“Yes, Mary dear.”

“Well, times when I feel like my heart would bust out with grievin', I go off and away by myself somewhere and kinder mourn.”

“Yes, you dear, faithful soul!”

“And I'm like to choose some spot that 'minds me of my lamb.”

“Yes.”

“Well, 't was only this mornin' that I woke up and missed him out of common, so sweet he was when he waked up, and cheery as a robin! So, 't was early, early mornin', the sun just up, and I crep' out quiet and went out to the garden and sat down in the arbor where I ust to sit and watch the little darlin' at his play—well, miss, I have to tell you that I sat there cryin' like a baby, and 't was a while before I seen that there lay a paper under the bench, like as if it might have fallen there from a body's pocket. I picked it up, and't was covered with heathenish writin'. Here. I kep' it in my apron to show you, miss.”

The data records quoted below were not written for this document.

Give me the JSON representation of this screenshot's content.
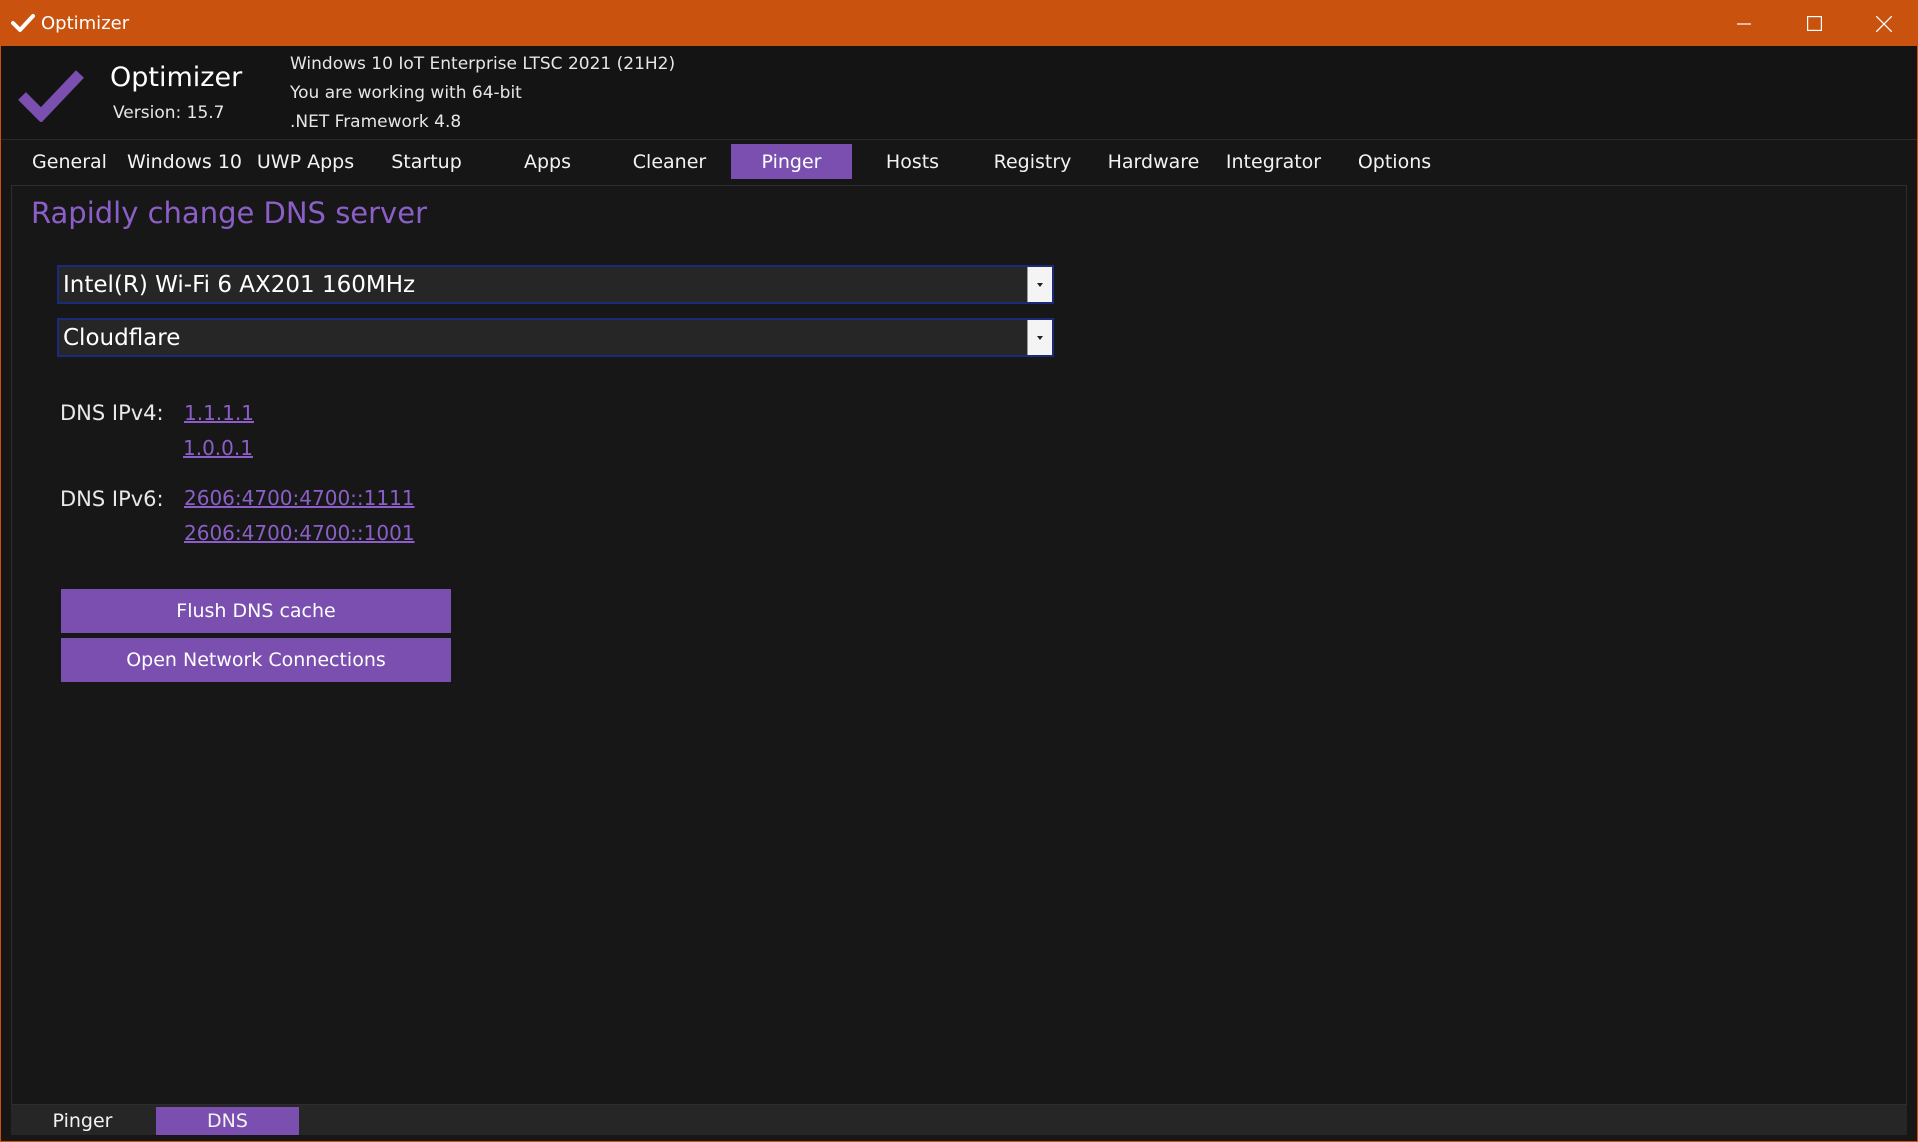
{
  "window": {
    "title": "Optimizer",
    "accent_color": "#c9520f"
  },
  "header": {
    "app_name": "Optimizer",
    "version": "Version: 15.7",
    "os_line": "Windows 10 IoT Enterprise LTSC 2021 (21H2)",
    "arch_line": "You are working with 64-bit",
    "framework_line": ".NET Framework 4.8",
    "brand_color": "#7a4fb0"
  },
  "tabs": [
    {
      "label": "General"
    },
    {
      "label": "Windows 10"
    },
    {
      "label": "UWP Apps"
    },
    {
      "label": "Startup"
    },
    {
      "label": "Apps"
    },
    {
      "label": "Cleaner"
    },
    {
      "label": "Pinger",
      "active": true
    },
    {
      "label": "Hosts"
    },
    {
      "label": "Registry"
    },
    {
      "label": "Hardware"
    },
    {
      "label": "Integrator"
    },
    {
      "label": "Options"
    }
  ],
  "dns": {
    "section_title": "Rapidly change DNS server",
    "adapter_selected": "Intel(R) Wi-Fi 6 AX201 160MHz",
    "provider_selected": "Cloudflare",
    "ipv4_label": "DNS IPv4:",
    "ipv4": [
      "1.1.1.1",
      "1.0.0.1"
    ],
    "ipv6_label": "DNS IPv6:",
    "ipv6": [
      "2606:4700:4700::1111",
      "2606:4700:4700::1001"
    ],
    "flush_button": "Flush DNS cache",
    "network_button": "Open Network Connections"
  },
  "subtabs": [
    {
      "label": "Pinger"
    },
    {
      "label": "DNS",
      "active": true
    }
  ],
  "icons": {
    "app": "checkmark-icon",
    "minimize": "minimize-icon",
    "maximize": "maximize-icon",
    "close": "close-icon",
    "dropdown": "chevron-down-icon"
  }
}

She took the paper from her pocket, and I sprang up and seized it eagerly. I had no doubt whatever that it had been lost by my double as she sat with Paul last night. It was a letter in the Russian script. I read it rapidly.

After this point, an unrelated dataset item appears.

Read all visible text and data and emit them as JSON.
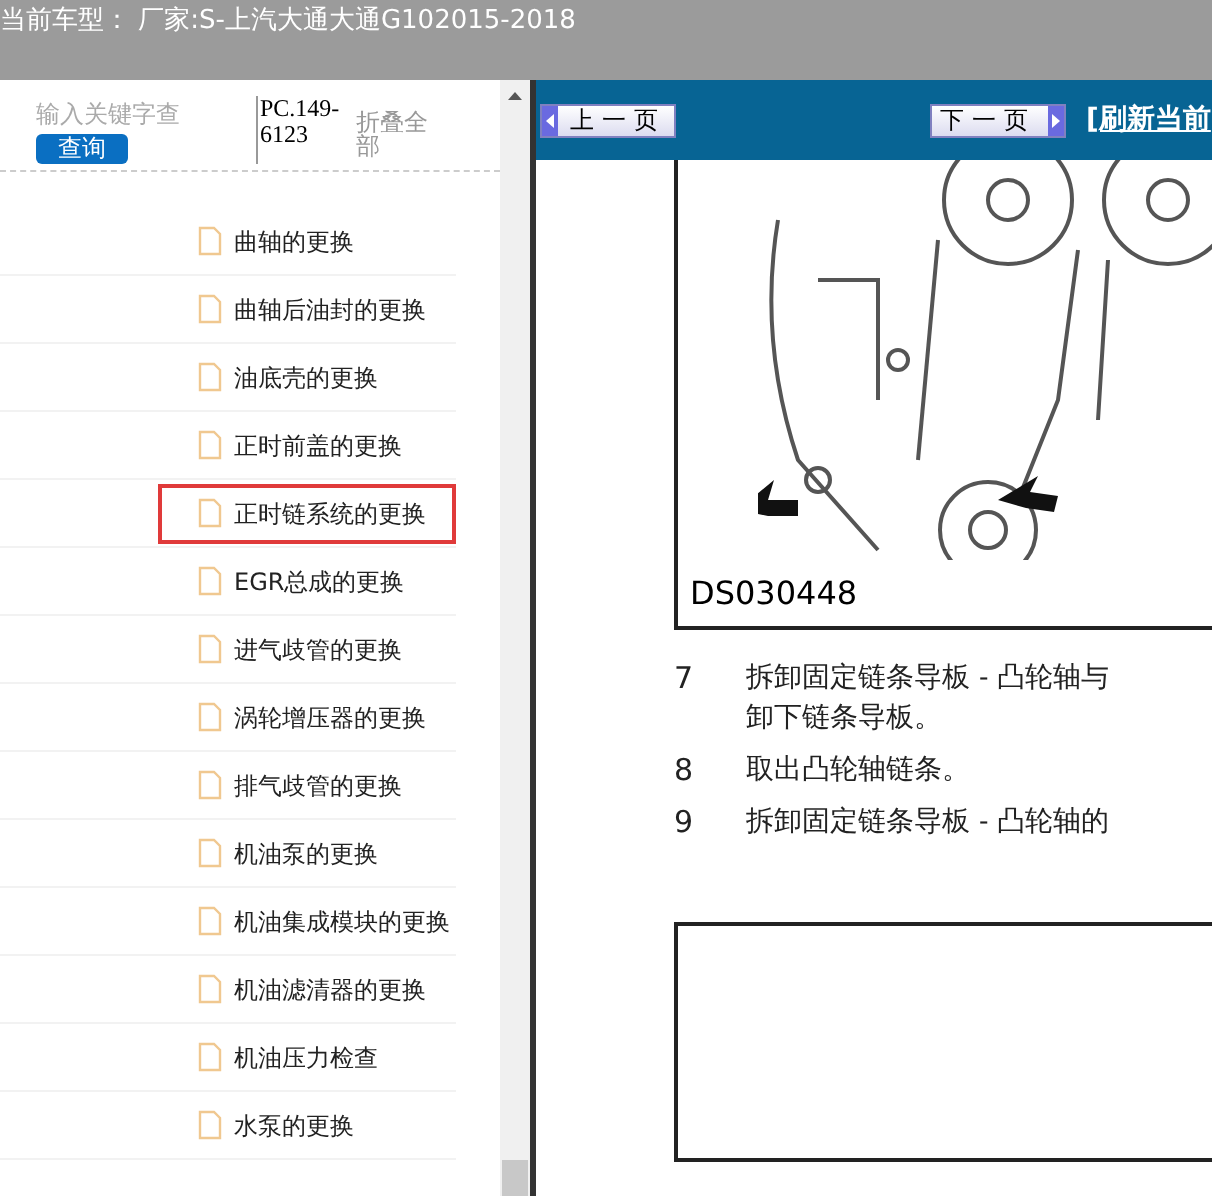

“Ever dear and honored madame, I await the summons of your necessity. A message received here”—there followed a name and address of some town in the county, unknown to me—“will bring me to Pine Cone in a few hours by motor-cycle. I hold myself at your commands, and will lend you the service of my knowledge in translating the Slavonic curiosity you have described to me so movingly. I need not remind you of your promises. One knows that they are never broken, even to death. Appoint a place and hour. Meet me or send some accredited messenger. It could all be arranged between sunrise and sunset or—should you prefer—between sunset and sunrise. Do not forget your faithful servant, and the servant of that Eternal Eye that watches the good and evil of this earthly life.”